3.4.Bewijsoverwegingen
Ten aanzien van feit 2: openbaar maken visuele weergave van seksuele aard
Uit de bewijsmiddelen volgt dat via de Facebookaccounts ‘ [accountnaam 1] ’ en ‘ [accountnaam 2] ’ een foto van [aangeefster] op Facebook is geplaatst waarop zij zichtbaar is met ontbloot bovenlichaam. Deze foto was voor gebruikers van Facebook zichtbaar en in ieder geval voor de moeder en de vriendin van [aangeefster] . Via de twee laatstgenoemde personen is [aangeefster] de foto onder ogen gekomen. [aangeefster] heeft verklaard dat zij de naaktfoto in het verleden naar de verdachte heeft gestuurd en naar niemand anders. [aangeefster] heeft in haar aangifte verklaard dat de profielfoto van ‘ [accountnaam 1] ’ op enig moment in een flesje zuur is veranderd en dat de verdachte in het verleden tegen haar heeft gezegd personen met zuur te willen verminken.

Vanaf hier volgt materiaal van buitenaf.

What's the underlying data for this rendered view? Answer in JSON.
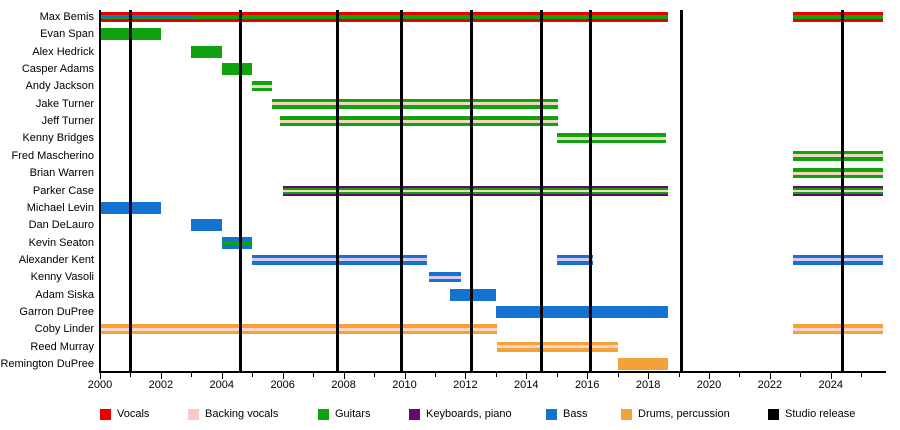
{
  "chart_data": {
    "type": "bar",
    "subtype": "band-member-timeline-gantt",
    "title": "",
    "x_axis": {
      "start_year": 2000,
      "end_year": 2025.7,
      "major_tick_labels": [
        "2000",
        "2002",
        "2004",
        "2006",
        "2008",
        "2010",
        "2012",
        "2014",
        "2016",
        "2018",
        "2020",
        "2022",
        "2024"
      ],
      "major_tick_years": [
        2000,
        2002,
        2004,
        2006,
        2008,
        2010,
        2012,
        2014,
        2016,
        2018,
        2020,
        2022,
        2024
      ],
      "minor_tick_every": 1
    },
    "palette": {
      "red": "#e80000",
      "pink": "#f9c9c9",
      "green": "#10a310",
      "purple": "#64086e",
      "blue": "#1472d0",
      "lavender": "#d9c9e9",
      "cream": "#f2d9bd",
      "cream2": "#fbd3cd",
      "orange": "#f6a137",
      "black": "#000000"
    },
    "legend": [
      {
        "label": "Vocals",
        "color": "red"
      },
      {
        "label": "Backing vocals",
        "color": "pink"
      },
      {
        "label": "Guitars",
        "color": "green"
      },
      {
        "label": "Keyboards, piano",
        "color": "purple"
      },
      {
        "label": "Bass",
        "color": "blue"
      },
      {
        "label": "Drums, percussion",
        "color": "orange"
      },
      {
        "label": "Studio release",
        "color": "black"
      }
    ],
    "release_lines": {
      "label": "Studio release",
      "years": [
        2001.0,
        2004.6,
        2007.8,
        2009.9,
        2012.2,
        2014.5,
        2016.1,
        2019.1,
        2024.4
      ]
    },
    "stripe_styles": {
      "rgr": [
        [
          "red",
          3
        ],
        [
          "green",
          4
        ],
        [
          "red",
          3
        ]
      ],
      "g": [
        [
          "green",
          12
        ]
      ],
      "gcg": [
        [
          "green",
          3.5
        ],
        [
          "cream",
          3
        ],
        [
          "green",
          3.5
        ]
      ],
      "pgcgp": [
        [
          "purple",
          2
        ],
        [
          "green",
          2
        ],
        [
          "cream",
          2
        ],
        [
          "green",
          2
        ],
        [
          "purple",
          2
        ]
      ],
      "b": [
        [
          "blue",
          12
        ]
      ],
      "bgb": [
        [
          "blue",
          4
        ],
        [
          "green",
          4
        ],
        [
          "blue",
          4
        ]
      ],
      "blb": [
        [
          "blue",
          3.5
        ],
        [
          "lavender",
          3
        ],
        [
          "blue",
          3.5
        ]
      ],
      "o": [
        [
          "orange",
          12
        ]
      ],
      "oco": [
        [
          "orange",
          3.5
        ],
        [
          "cream2",
          3
        ],
        [
          "orange",
          3.5
        ]
      ]
    },
    "members": [
      {
        "name": "Max Bemis",
        "segments": [
          {
            "start": 2000,
            "end": 2018.65,
            "style": "rgr",
            "overlay": {
              "color": "blue",
              "start": 2000,
              "end": 2003.1,
              "h": 2
            }
          },
          {
            "start": 2022.75,
            "end": 2025.7,
            "style": "rgr"
          }
        ]
      },
      {
        "name": "Evan Span",
        "segments": [
          {
            "start": 2000,
            "end": 2002,
            "style": "g"
          }
        ]
      },
      {
        "name": "Alex Hedrick",
        "segments": [
          {
            "start": 2003,
            "end": 2004,
            "style": "g"
          }
        ]
      },
      {
        "name": "Casper Adams",
        "segments": [
          {
            "start": 2004,
            "end": 2005,
            "style": "g"
          }
        ]
      },
      {
        "name": "Andy Jackson",
        "segments": [
          {
            "start": 2005,
            "end": 2005.65,
            "style": "gcg"
          }
        ]
      },
      {
        "name": "Jake Turner",
        "segments": [
          {
            "start": 2005.65,
            "end": 2015.05,
            "style": "gcg"
          }
        ]
      },
      {
        "name": "Jeff Turner",
        "segments": [
          {
            "start": 2005.9,
            "end": 2015.05,
            "style": "gcg"
          }
        ]
      },
      {
        "name": "Kenny Bridges",
        "segments": [
          {
            "start": 2015,
            "end": 2018.6,
            "style": "gcg"
          }
        ]
      },
      {
        "name": "Fred Mascherino",
        "segments": [
          {
            "start": 2022.75,
            "end": 2025.7,
            "style": "gcg"
          }
        ]
      },
      {
        "name": "Brian Warren",
        "segments": [
          {
            "start": 2022.75,
            "end": 2025.7,
            "style": "gcg"
          }
        ]
      },
      {
        "name": "Parker Case",
        "segments": [
          {
            "start": 2006,
            "end": 2018.65,
            "style": "pgcgp"
          },
          {
            "start": 2022.75,
            "end": 2025.7,
            "style": "pgcgp"
          }
        ]
      },
      {
        "name": "Michael Levin",
        "segments": [
          {
            "start": 2000,
            "end": 2002,
            "style": "b"
          }
        ]
      },
      {
        "name": "Dan DeLauro",
        "segments": [
          {
            "start": 2003,
            "end": 2004,
            "style": "b"
          }
        ]
      },
      {
        "name": "Kevin Seaton",
        "segments": [
          {
            "start": 2004,
            "end": 2005,
            "style": "bgb"
          }
        ]
      },
      {
        "name": "Alexander Kent",
        "segments": [
          {
            "start": 2005,
            "end": 2010.75,
            "style": "blb"
          },
          {
            "start": 2015,
            "end": 2016.2,
            "style": "blb"
          },
          {
            "start": 2022.75,
            "end": 2025.7,
            "style": "blb"
          }
        ]
      },
      {
        "name": "Kenny Vasoli",
        "segments": [
          {
            "start": 2010.8,
            "end": 2011.85,
            "style": "blb"
          }
        ]
      },
      {
        "name": "Adam Siska",
        "segments": [
          {
            "start": 2011.5,
            "end": 2013,
            "style": "b"
          }
        ]
      },
      {
        "name": "Garron DuPree",
        "segments": [
          {
            "start": 2013,
            "end": 2018.65,
            "style": "b"
          }
        ]
      },
      {
        "name": "Coby Linder",
        "segments": [
          {
            "start": 2000,
            "end": 2013.05,
            "style": "oco"
          },
          {
            "start": 2022.75,
            "end": 2025.7,
            "style": "oco"
          }
        ]
      },
      {
        "name": "Reed Murray",
        "segments": [
          {
            "start": 2013.05,
            "end": 2017,
            "style": "oco"
          }
        ]
      },
      {
        "name": "Remington DuPree",
        "segments": [
          {
            "start": 2017,
            "end": 2018.65,
            "style": "o"
          }
        ]
      }
    ]
  }
}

De zojuist benoemde naaktfoto van [aangeefster] is op een van de telefoons in de woning van de verdachte (witte Samsung met goednummer 3366584) aangetroffen, samen met andere foto’s die door de gebruiker van Facebookaccount ‘ [accountnaam 2] ’ op Facebook zijn geplaatst. Het gaat onder meer om een fotocollage met afbeeldingen van [aangeefster] . Dat de verdachte ook de gebruiker van zojuist genoemde telefoon was, leidt de rechtbank af uit het feit dat deze op het woonadres van de verdachte is aangetroffen, de device user ‘ [username 1] ’ heet en het e-mailadres [e-mailadres 1] als account op het toestel is aangetroffen. Op een andere telefoon (donkerblauwe Samsung Galaxy met goednummer 3366591) die tijdens de doorzoeking op het woonadres van de verdachte is aangetroffen, zijn drie useraccounts aangetroffen waaronder [e-mailadres 2] . Het onderdeel ‘ [username 2] ’ komt op een letter na overeen met de naam van het Facebookaccount ‘ [accountnaam 2] ’.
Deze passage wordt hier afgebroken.